L’arrêt Baby Loup retenu comme thème du café débat de l’Association Regards de Femmes, en présence de Christian Cadiot, Conseiller à la Cour de cassation, et de Maître Laurence Junod-Fanget, avocate au barreau de Lyon – Avril 2013
La Cour de Cassation a cassé l’arrêt de la Cour d’Appel de Versailles qui confirmait le licenciement d’une employée qui avait décidé à son retour de congé parental de porter le voile, ne respectant pas ainsi les dispositions du règlement intérieur de l’entreprise qu’elle avait accepté lors de son embauche. Cette décision a choqué l’opinion publique. La Cour de Cassation étant juge du droit, elle n’a pas à rediscuter les faits. L’affaire doit maintenant être rejugée devant la Cour d’appel de Paris qui n’est pas obligée de suivre la Cour de Cassation. D’autres moyens juridiques pourront être invoqués.
- Le principe de laïcité est posé dans la Constitution de 1958 : « la France est une République indivisible, laïque, démocratique et sociale ».

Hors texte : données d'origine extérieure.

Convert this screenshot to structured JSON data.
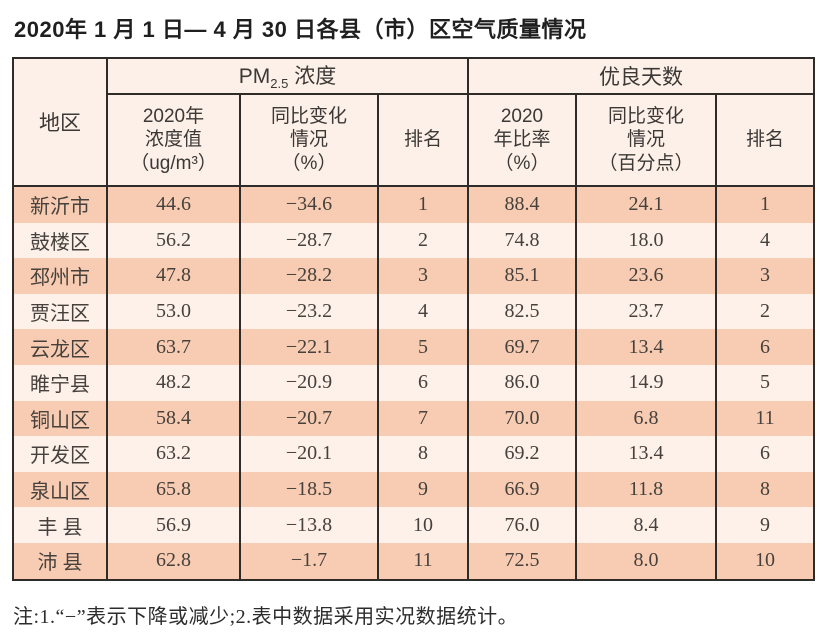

La laïcité est une conviction parmi d’autres. Elle est privilégiée en France mais elle est minoritaire en Europe :
Selon l’article 9 de la convention européenne des droits de l’homme : « Toute personne a droit à la liberté de pensée, de conscience et de religion; ce droit implique la liberté de changer de religion ou de conviction, ainsi que la liberté de manifester sa religion ou sa conviction individuellement ou collectivement, en public ou en privé, par le culte, l’enseignement, les pratiques et l’accomplissement des rites »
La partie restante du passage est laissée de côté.